La franchise selon Nicolas Sarkozy
par Christian LEHMANN
vendredi 30 mars 2007
En matière d’assurance maladie l’UMP et Nicolas Sarkozy ont une idée fixe : l’augmentation des dépenses de santé, ce serait d’abord et avant tout la faute des patients. Il faudrait donc les « responsabiliser », c’est à dire les pénaliser financièrement pour « qu’ils consomment moins » ou, au minimum, pour que « la Sécu rembourse de moins en moins ».
Déremboursements incohérents, augmentation du « ticket modérateur » sur des soins courants, généralisation des dépassements tarifaires pour les médecins spécialistes, invention du forfait de 1€ par acte de soins ou de biologie, du forfait de 18 euros sur les actes supérieurs à 91€, l’actuelle majorité a multiplié les atteintes à la prise en charge solidaire des soins.
Mais si elle a augmenté le reste à la charge des patients, le déficit de l’assurance maladie n’en a pas été comblé pour autant.
Aujourd’hui Nicolas Sarkozy va plus loin, beaucoup plus loin, en annonçant que s’il est élu il mettra en place une FRANCHISE c’est-à-dire un seuil annuel de dépenses en dessous duquel l’assurance maladie ne remboursera rien.
Rien du tout.
Franchise qui, pour mieux jouer son rôle de dissuasion de la consommation, ne sera pas remboursable par les assurances complémentaires, au moins dans un premier temps.
À la convention Santé de l’UMP, en juin 2006, après l’habituel couplet sur les abus et les fraudes (parfait pour désespérer la population de la notion de solidarité), Nicolas Sarkozy pose LA question : « Nous parlons d’assurance maladie... Y a-t-il une seule assurance sans franchise ? ».
Escamotant habilement le mot « solidaire », il traite la protection sociale comme une simple question d’assurance commerciale. Mais se garde d’avancer un chiffre. Car la franchise sur les remboursements modifierait profondément le système de protection sociale. L’entourage néolibéral de l’homme qui cite Jaurès pour appliquer le programme de Thatcher le sait bien : un système de franchise « forfaitaire et acquittée chaque trimestre » aurait des effets dramatiques pour les patients aux faibles revenus, mais pas assez pauvres pour en être dispensés. Certains d’entre eux amputeraient leur train de vie modeste pour pouvoir accéder aux soins. D’autres tenteraient de les retarder, y renonceraient. Tous seraient fragilisés, et cette précarité dans le domaine fondamental qu’est la santé les rendrait plus « flexibles » encore.
LA « FRANCHISE », UN THEME RÉCURRENT POUR NICOLAS SARKOZY.

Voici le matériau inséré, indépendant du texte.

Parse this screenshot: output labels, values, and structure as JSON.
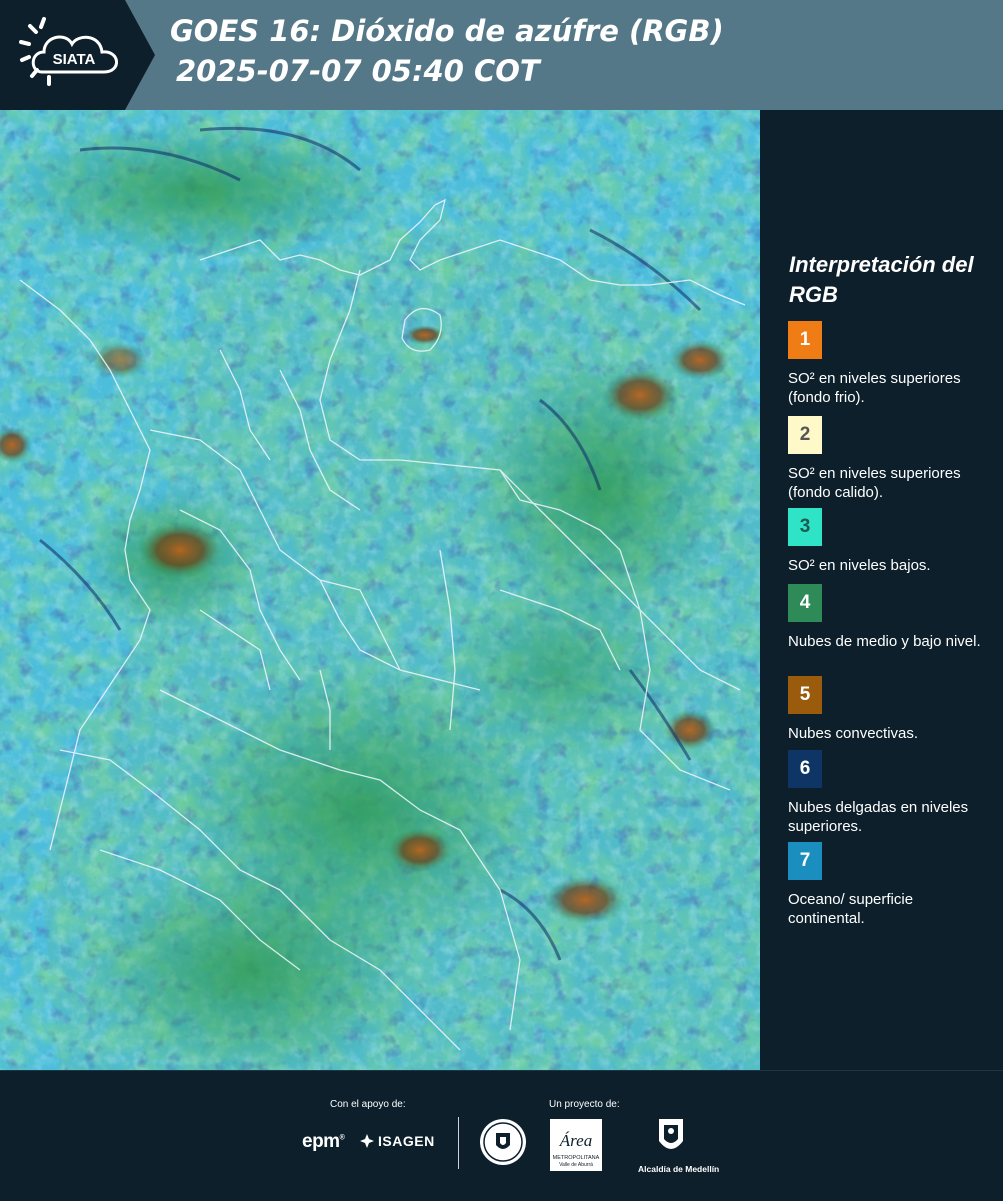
{
  "header": {
    "logo_text": "SIATA",
    "title_line1": "GOES 16: Dióxido de azúfre (RGB)",
    "title_line2": "2025-07-07 05:40 COT",
    "bg_color": "#557888"
  },
  "legend": {
    "title": "Interpretación del RGB",
    "items": [
      {
        "number": "1",
        "color": "#f07c16",
        "text_color": "#ffffff",
        "label": "SO² en niveles superiores (fondo frio)."
      },
      {
        "number": "2",
        "color": "#fff8c8",
        "text_color": "#555555",
        "label": "SO² en niveles superiores (fondo calido)."
      },
      {
        "number": "3",
        "color": "#2fe3c6",
        "text_color": "#1c5a52",
        "label": "SO² en niveles bajos."
      },
      {
        "number": "4",
        "color": "#2e8b57",
        "text_color": "#ffffff",
        "label": "Nubes de medio y bajo nivel."
      },
      {
        "number": "5",
        "color": "#9a5c0c",
        "text_color": "#ffffff",
        "label": "Nubes convectivas."
      },
      {
        "number": "6",
        "color": "#0f3566",
        "text_color": "#ffffff",
        "label": "Nubes delgadas en niveles superiores."
      },
      {
        "number": "7",
        "color": "#1a8fbf",
        "text_color": "#ffffff",
        "label": "Oceano/ superficie continental."
      }
    ]
  },
  "footer": {
    "support_label": "Con el apoyo de:",
    "project_label": "Un proyecto de:",
    "epm_text": "epm",
    "isagen_text": "ISAGEN",
    "area_text": "Área",
    "area_sub": "METROPOLITANA",
    "area_sub2": "Valle de Aburrá",
    "alcaldia_text": "Alcaldía de Medellín"
  },
  "colors": {
    "background": "#0c1f2b",
    "ocean": "#3bb5d6",
    "cloud_green": "#2fa05a",
    "convective": "#8a4a1a"
  }
}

La « franchise » ce n’est pas un mot lâché un peu vite dans un discours de campagne mais bien une constante (une des rares !!!) de la pensée politique de cet admirateur des « néo conservateurs » américains ( USA = le plus haut niveau de dépense par habitant, mais 40 millions d’américains sans assurance maladie et un résultat sanitaire déplorable).
Dès 2001, dans son livre Libre :
« Je crois utile qu’un système de franchise soit mis en place comme pour tout processus d’assurance. Ainsi les 500 premiers francs (76,22 €) de dépenses de santé annuelles des assurés sociaux ne seraient pas remboursés afin de responsabiliser ceux-ci ».
Mais étrangement, devant le panel venu récemment l’interroger sur TF1 - et près de 9 milllions de téléspectateurs - Nicolas Sarkozy livre un tout autre chiffre : sa franchise n’est plus de 50, 76 ou 100 euros, mais... représenterait seulement « les 5 ou 10 premiers euros de dépense de santé chaque année » ; puis, dans un autre entretien, « quelques centimes à quelques euros pour chaque acte ».
Nous, professionnels de santé, acteurs du monde associatif ou médico-social, universitaires, représentants des usagers et/ou usagers du système de santé dénonçons les RISQUES MAJEURS D’UNE TELLE FRANCHISE.
Nous refusons l’instauration d’une telle « FRANCHISE », socialement injuste, économiquement inefficace et dangereuse pour la santé publique. Rejoignez-nous afin d’exiger des candidats à la présidentielle une clarification de leur position face à cette menace inacceptable sur l’accès aux soins en France.
Christian Lehmann - Martin Winckler - Philippe Sopena.